Throat to Exit Cone Ratio (expansion ratio): 4.78
O-ring Grooves: (2) .18" wide x .08" deep
The first test of the MB-2 rocket motor is in the books, and boy do I feel like an idiot (more on that later). The test was performed behind the earth dike of one of our remote farm ponds for safety. My data acquisition hardware/software is still not working with my laptop so I loaded my desktop PC into my van, and powered it with a 400 watt dc to ac power inverter. I suppose the power inverter isn't a very clean power supply, because the signals were a little noisy, although good enough for reasonably accurate figures.
I spent hours loading everything into my van, all the hardware for the data acquisition, the test stand, cords, cables, launch controller, video camera, it goes on and on. But there was one thing I forgot. The "T" fitting coming out of the motor goes to a high pressure hose, and then to the pressure transducer. The other side of the "T" fitting is plugged. Well, it was supposed to be plugged anyway. I test fired the motor with one end of the "T" fitting open. Needless to say a lot of thrust was lost and of course, the pressure transducer didn't get accurate readings. So all of the data is reported with an extra .28" diameter opening out the side of the motor.
Here are the numbers:
Propellant Weight: 4.1069 lb
Grains Geometry: (7) 3.75"x2"
Grain Core: .85" diameter
Burn Time: 1.184 seconds
Total Impulse: 472.46 lb seconds
Peak Thrust: 534.55 lb
Isp: 115
While it's hard to draw any definite conclusions with that open port on the side, the Isp of 115 is better than expected. The burn time is about what would be expected. If you look at the graph of the thrust/pressure/time trace, you will notice a thrust drop and pressure increase at the 51 time mark. Then the thrust goes way up then drops rapidly. I'm going to guess that was nozzle blockage, more than likely one or more of the lower aluminum tape inhibitors going through the nozzle. That's another part of the erosive burning problem. The easiest answer is to limit erosive burning by increasing my grain core diameter, but that means a lower propellant load. Another thought is to make slower burning grains for the aft propellant grains. Or, I could try to find an inhibitor that will not burn, and is strong enough to stay in the chamber through the entire burn.

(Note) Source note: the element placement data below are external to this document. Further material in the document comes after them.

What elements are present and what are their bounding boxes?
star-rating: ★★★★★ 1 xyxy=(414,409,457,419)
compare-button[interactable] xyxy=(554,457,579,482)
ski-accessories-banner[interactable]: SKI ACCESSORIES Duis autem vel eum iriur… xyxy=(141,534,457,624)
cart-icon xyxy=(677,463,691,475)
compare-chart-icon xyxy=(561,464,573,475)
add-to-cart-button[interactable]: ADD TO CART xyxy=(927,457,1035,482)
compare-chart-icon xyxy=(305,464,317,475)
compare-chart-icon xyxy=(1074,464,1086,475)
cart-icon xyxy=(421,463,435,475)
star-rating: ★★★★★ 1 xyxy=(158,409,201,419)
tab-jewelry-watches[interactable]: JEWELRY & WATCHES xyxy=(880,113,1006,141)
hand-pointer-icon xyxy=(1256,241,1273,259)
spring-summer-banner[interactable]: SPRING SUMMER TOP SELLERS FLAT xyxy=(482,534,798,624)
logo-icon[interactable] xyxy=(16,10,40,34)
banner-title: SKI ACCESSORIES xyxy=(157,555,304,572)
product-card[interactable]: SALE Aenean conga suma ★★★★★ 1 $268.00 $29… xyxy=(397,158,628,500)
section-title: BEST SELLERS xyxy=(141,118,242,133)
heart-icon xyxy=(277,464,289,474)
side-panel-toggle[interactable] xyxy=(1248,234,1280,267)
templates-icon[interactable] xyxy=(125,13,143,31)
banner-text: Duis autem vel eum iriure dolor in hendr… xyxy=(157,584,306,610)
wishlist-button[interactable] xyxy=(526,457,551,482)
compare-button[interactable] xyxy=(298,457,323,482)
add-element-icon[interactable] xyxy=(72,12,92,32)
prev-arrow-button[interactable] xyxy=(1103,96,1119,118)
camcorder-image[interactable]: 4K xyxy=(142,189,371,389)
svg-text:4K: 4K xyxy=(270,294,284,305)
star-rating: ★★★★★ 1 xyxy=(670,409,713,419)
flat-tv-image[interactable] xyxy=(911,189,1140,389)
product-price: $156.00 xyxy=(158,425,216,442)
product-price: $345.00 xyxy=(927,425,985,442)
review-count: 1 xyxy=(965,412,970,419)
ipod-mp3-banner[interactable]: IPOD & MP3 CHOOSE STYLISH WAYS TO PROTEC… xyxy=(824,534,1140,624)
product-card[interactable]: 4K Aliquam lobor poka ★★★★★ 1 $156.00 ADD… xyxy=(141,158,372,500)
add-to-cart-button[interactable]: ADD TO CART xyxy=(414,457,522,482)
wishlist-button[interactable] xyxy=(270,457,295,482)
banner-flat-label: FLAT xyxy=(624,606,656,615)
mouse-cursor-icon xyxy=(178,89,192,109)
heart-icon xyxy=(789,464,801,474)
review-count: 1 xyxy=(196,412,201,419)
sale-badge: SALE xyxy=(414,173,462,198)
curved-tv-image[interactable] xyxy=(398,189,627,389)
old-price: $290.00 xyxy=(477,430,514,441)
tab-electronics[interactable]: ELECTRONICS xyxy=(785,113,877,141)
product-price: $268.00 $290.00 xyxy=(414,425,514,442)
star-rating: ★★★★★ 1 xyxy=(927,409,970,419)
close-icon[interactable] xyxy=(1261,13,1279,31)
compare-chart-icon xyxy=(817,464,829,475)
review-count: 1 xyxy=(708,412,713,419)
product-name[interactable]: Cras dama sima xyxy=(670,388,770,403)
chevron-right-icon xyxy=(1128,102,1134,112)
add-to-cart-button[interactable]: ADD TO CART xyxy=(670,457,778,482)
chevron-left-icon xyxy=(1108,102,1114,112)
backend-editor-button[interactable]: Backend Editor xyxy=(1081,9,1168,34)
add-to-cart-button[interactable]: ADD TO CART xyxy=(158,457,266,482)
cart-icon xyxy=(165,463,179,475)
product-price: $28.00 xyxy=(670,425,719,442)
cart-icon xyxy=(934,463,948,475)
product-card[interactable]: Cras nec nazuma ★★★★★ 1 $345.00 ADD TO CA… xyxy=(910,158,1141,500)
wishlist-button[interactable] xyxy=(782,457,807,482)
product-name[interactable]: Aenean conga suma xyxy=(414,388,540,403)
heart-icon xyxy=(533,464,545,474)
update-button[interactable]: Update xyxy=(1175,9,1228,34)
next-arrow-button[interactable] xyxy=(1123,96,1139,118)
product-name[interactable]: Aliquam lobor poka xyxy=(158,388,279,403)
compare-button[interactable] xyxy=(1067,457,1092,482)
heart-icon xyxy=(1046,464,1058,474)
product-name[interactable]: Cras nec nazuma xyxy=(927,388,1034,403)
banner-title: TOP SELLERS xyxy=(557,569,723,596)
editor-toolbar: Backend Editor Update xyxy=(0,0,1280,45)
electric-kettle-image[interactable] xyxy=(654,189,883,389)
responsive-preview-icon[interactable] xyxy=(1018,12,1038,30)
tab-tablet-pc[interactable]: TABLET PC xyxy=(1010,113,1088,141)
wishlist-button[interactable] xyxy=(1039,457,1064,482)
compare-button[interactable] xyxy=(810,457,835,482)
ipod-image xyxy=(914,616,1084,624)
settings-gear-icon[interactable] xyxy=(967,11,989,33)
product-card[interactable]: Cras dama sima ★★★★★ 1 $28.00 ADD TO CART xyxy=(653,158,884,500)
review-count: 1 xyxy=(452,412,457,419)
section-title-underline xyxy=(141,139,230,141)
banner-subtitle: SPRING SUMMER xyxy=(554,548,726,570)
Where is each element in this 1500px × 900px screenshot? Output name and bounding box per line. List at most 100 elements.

Here's a capture of the motor at full thrust. I really don't need any e-mails about how stupid I was for leaving the port open, I know that already thank you.
Here's Bill, on left and me checking out the motor post burn.

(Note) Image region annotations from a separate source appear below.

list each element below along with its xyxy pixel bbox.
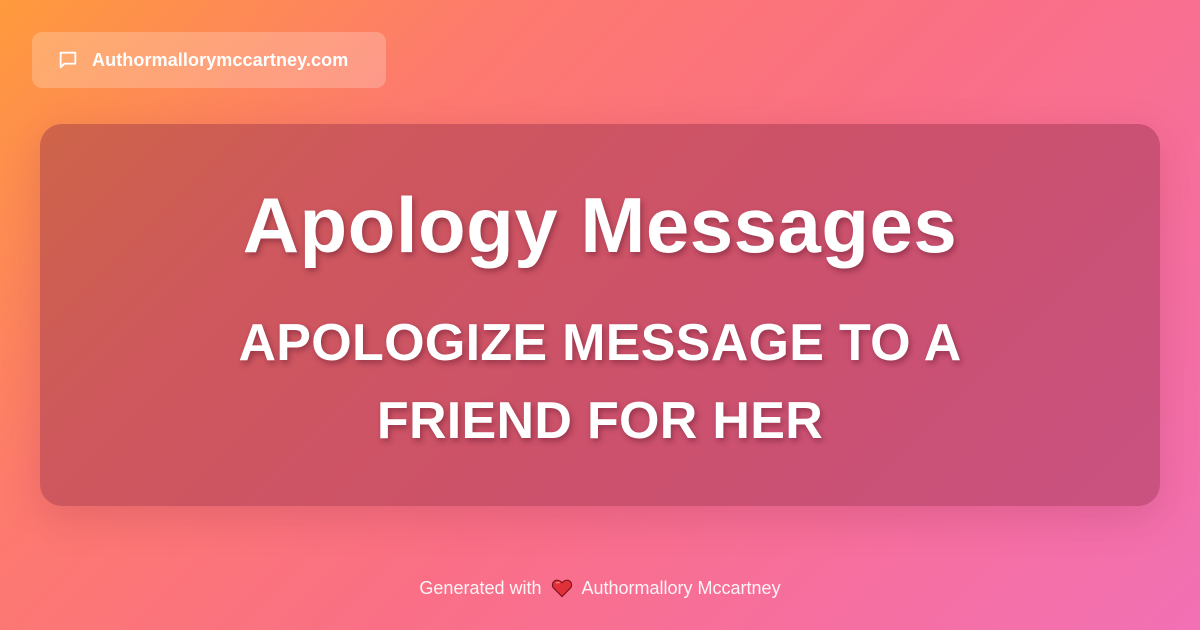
page-subtitle: APOLOGIZE MESSAGE TO A FRIEND FOR HER bbox=[238, 314, 962, 450]
footer-prefix: Generated with bbox=[419, 577, 542, 598]
title-card: Apology Messages APOLOGIZE MESSAGE TO A … bbox=[40, 124, 1160, 506]
site-domain: Authormallorymccartney.com bbox=[92, 49, 349, 70]
heart-icon bbox=[550, 576, 574, 600]
footer-credit: Generated with Authormallory Mccartney bbox=[0, 574, 1200, 602]
site-badge[interactable]: Authormallorymccartney.com bbox=[32, 32, 386, 88]
footer-author: Authormallory Mccartney bbox=[581, 577, 781, 598]
page-title: Apology Messages bbox=[242, 181, 958, 269]
chat-bubble-icon bbox=[56, 48, 80, 72]
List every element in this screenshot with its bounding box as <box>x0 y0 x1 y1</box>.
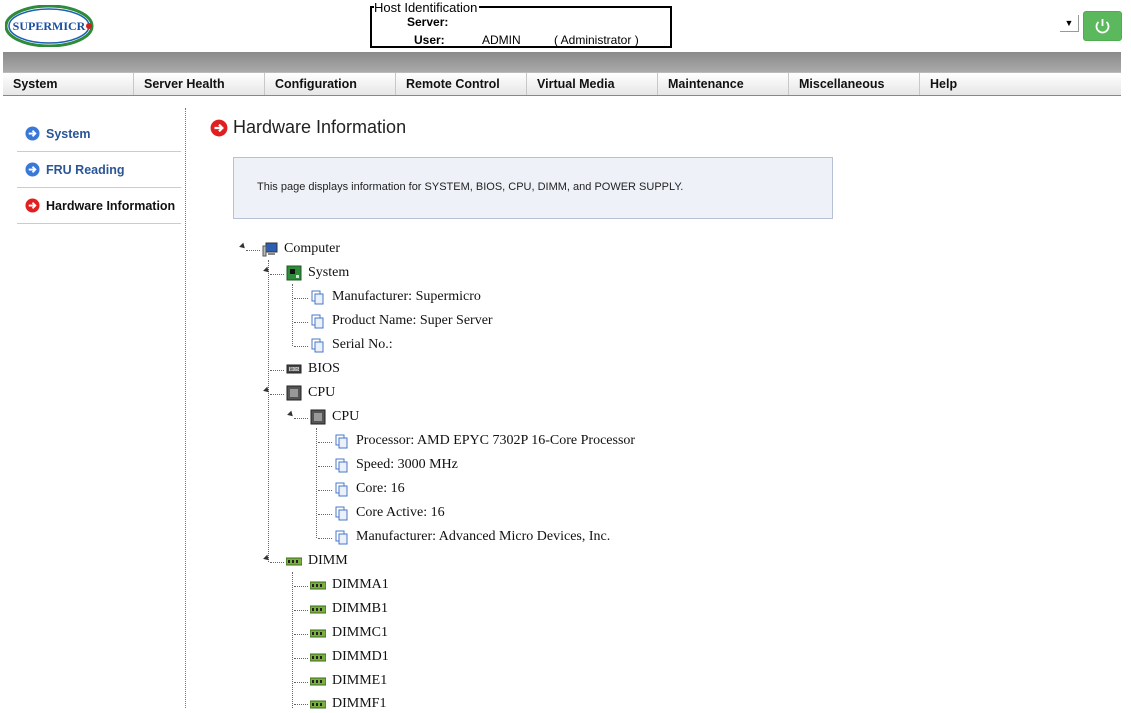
tree-node-label: DIMM <box>308 553 348 568</box>
svg-text:SUPERMICR: SUPERMICR <box>13 19 86 33</box>
tree-node-dimma1[interactable]: DIMMA1 <box>310 576 389 594</box>
tree-node-label: DIMMF1 <box>332 696 387 711</box>
tree-node-label: CPU <box>332 409 360 424</box>
document-icon <box>311 338 324 353</box>
tree-node-label: Manufacturer: Supermicro <box>332 289 481 304</box>
tree-node-label: BIOS <box>308 361 340 376</box>
computer-icon <box>262 242 278 257</box>
memory-module-icon <box>310 700 326 709</box>
tree-node-label: DIMME1 <box>332 673 388 688</box>
document-icon <box>335 530 348 545</box>
document-icon <box>335 482 348 497</box>
tree-leaf-cpu-manufacturer[interactable]: Manufacturer: Advanced Micro Devices, In… <box>334 528 610 546</box>
bios-chip-icon: BIOS <box>286 364 302 374</box>
server-label: Server: <box>407 15 449 29</box>
menu-miscellaneous[interactable]: Miscellaneous <box>789 73 920 95</box>
document-icon <box>335 458 348 473</box>
tree-node-dimmb1[interactable]: DIMMB1 <box>310 600 388 618</box>
document-icon <box>335 506 348 521</box>
motherboard-icon <box>286 265 302 281</box>
info-text: This page displays information for SYSTE… <box>257 181 684 193</box>
menu-maintenance[interactable]: Maintenance <box>658 73 789 95</box>
tree-node-label: DIMMC1 <box>332 625 389 640</box>
power-icon <box>1095 19 1110 34</box>
language-dropdown[interactable]: ▼ <box>1060 15 1079 32</box>
sidebar-divider <box>185 108 186 708</box>
sidebar-item-label: FRU Reading <box>46 162 125 177</box>
power-button[interactable] <box>1083 11 1122 41</box>
tree-leaf-system-product[interactable]: Product Name: Super Server <box>310 312 493 330</box>
tree-node-label: DIMMD1 <box>332 649 389 664</box>
tree-node-computer[interactable]: Computer <box>262 240 340 258</box>
menu-remote-control[interactable]: Remote Control <box>396 73 527 95</box>
tree-node-label: Speed: 3000 MHz <box>356 457 458 472</box>
tree-node-label: CPU <box>308 385 336 400</box>
memory-module-icon <box>310 581 326 590</box>
arrow-right-icon <box>210 119 228 136</box>
document-icon <box>335 434 348 449</box>
header-band <box>3 52 1121 72</box>
memory-module-icon <box>310 605 326 614</box>
host-identification-box: Host Identification Server: User: ADMIN … <box>370 0 672 48</box>
sidebar: System FRU Reading Hardware Information <box>17 116 181 224</box>
memory-module-icon <box>286 557 302 566</box>
supermicro-logo: SUPERMICR <box>4 4 95 48</box>
menu-virtual-media[interactable]: Virtual Media <box>527 73 658 95</box>
menu-configuration[interactable]: Configuration <box>265 73 396 95</box>
tree-node-label: Serial No.: <box>332 337 393 352</box>
sidebar-item-label: Hardware Information <box>46 198 176 213</box>
tree-node-label: DIMMB1 <box>332 601 389 616</box>
chevron-down-icon: ▼ <box>1064 18 1074 28</box>
sidebar-item-fru-reading[interactable]: FRU Reading <box>17 152 181 188</box>
tree-leaf-system-manufacturer[interactable]: Manufacturer: Supermicro <box>310 288 481 306</box>
tree-node-label: Manufacturer: Advanced Micro Devices, In… <box>356 529 611 544</box>
sidebar-item-system[interactable]: System <box>17 116 181 152</box>
tree-node-dimmc1[interactable]: DIMMC1 <box>310 624 388 642</box>
tree-leaf-system-serial[interactable]: Serial No.: <box>310 336 393 354</box>
cpu-icon <box>286 385 302 401</box>
tree-node-dimme1[interactable]: DIMME1 <box>310 672 387 690</box>
tree-leaf-cpu-processor[interactable]: Processor: AMD EPYC 7302P 16-Core Proces… <box>334 432 635 450</box>
arrow-right-icon <box>25 162 40 177</box>
tree-node-bios[interactable]: BIOS BIOS <box>286 360 340 378</box>
user-role: ( Administrator ) <box>554 33 639 47</box>
tree-node-label: System <box>308 265 350 280</box>
tree-leaf-cpu-core-active[interactable]: Core Active: 16 <box>334 504 445 522</box>
tree-node-dimm[interactable]: DIMM <box>286 552 348 570</box>
tree-node-label: Core Active: 16 <box>356 505 445 520</box>
memory-module-icon <box>310 653 326 662</box>
tree-node-cpu[interactable]: CPU <box>310 408 359 426</box>
tree-node-label: DIMMA1 <box>332 577 389 592</box>
cpu-icon <box>310 409 326 425</box>
tree-node-dimmd1[interactable]: DIMMD1 <box>310 648 389 666</box>
memory-module-icon <box>310 677 326 686</box>
document-icon <box>311 314 324 329</box>
menu-system[interactable]: System <box>3 73 134 95</box>
tree-leaf-cpu-core[interactable]: Core: 16 <box>334 480 405 498</box>
menu-help[interactable]: Help <box>920 73 989 95</box>
tree-node-label: Product Name: Super Server <box>332 313 493 328</box>
tree-leaf-cpu-speed[interactable]: Speed: 3000 MHz <box>334 456 458 474</box>
svg-text:BIOS: BIOS <box>289 367 298 372</box>
tree-node-label: Core: 16 <box>356 481 405 496</box>
page-title: Hardware Information <box>233 117 407 137</box>
user-label: User: <box>414 33 445 47</box>
user-value: ADMIN <box>482 33 521 47</box>
page-heading: Hardware Information <box>210 117 406 138</box>
tree-node-system[interactable]: System <box>286 264 349 282</box>
info-box: This page displays information for SYSTE… <box>233 157 833 219</box>
arrow-right-icon <box>25 126 40 141</box>
tree-node-dimmf1[interactable]: DIMMF1 <box>310 695 386 713</box>
memory-module-icon <box>310 629 326 638</box>
menu-server-health[interactable]: Server Health <box>134 73 265 95</box>
main-menu: System Server Health Configuration Remot… <box>3 72 1121 96</box>
host-identification-legend: Host Identification <box>374 0 480 15</box>
sidebar-item-label: System <box>46 126 91 141</box>
tree-node-cpu-group[interactable]: CPU <box>286 384 335 402</box>
tree-node-label: Computer <box>284 241 340 256</box>
document-icon <box>311 290 324 305</box>
tree-node-label: Processor: AMD EPYC 7302P 16-Core Proces… <box>356 433 636 448</box>
arrow-right-icon <box>25 198 40 213</box>
sidebar-item-hardware-information[interactable]: Hardware Information <box>17 188 181 224</box>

Click Here for a video of the burn.
Here is another view of the motor before it was tested. Notice the different colors on the ends of grains. I used cherry extract to thin the propellant on some grains, food coloring on other grains and spearmint extract on the last two grains. The spearmint sure made the grain casting more enjoyable as the aroma wafted through my shop. The numbers you can see on the ends of the grains are each grains weight.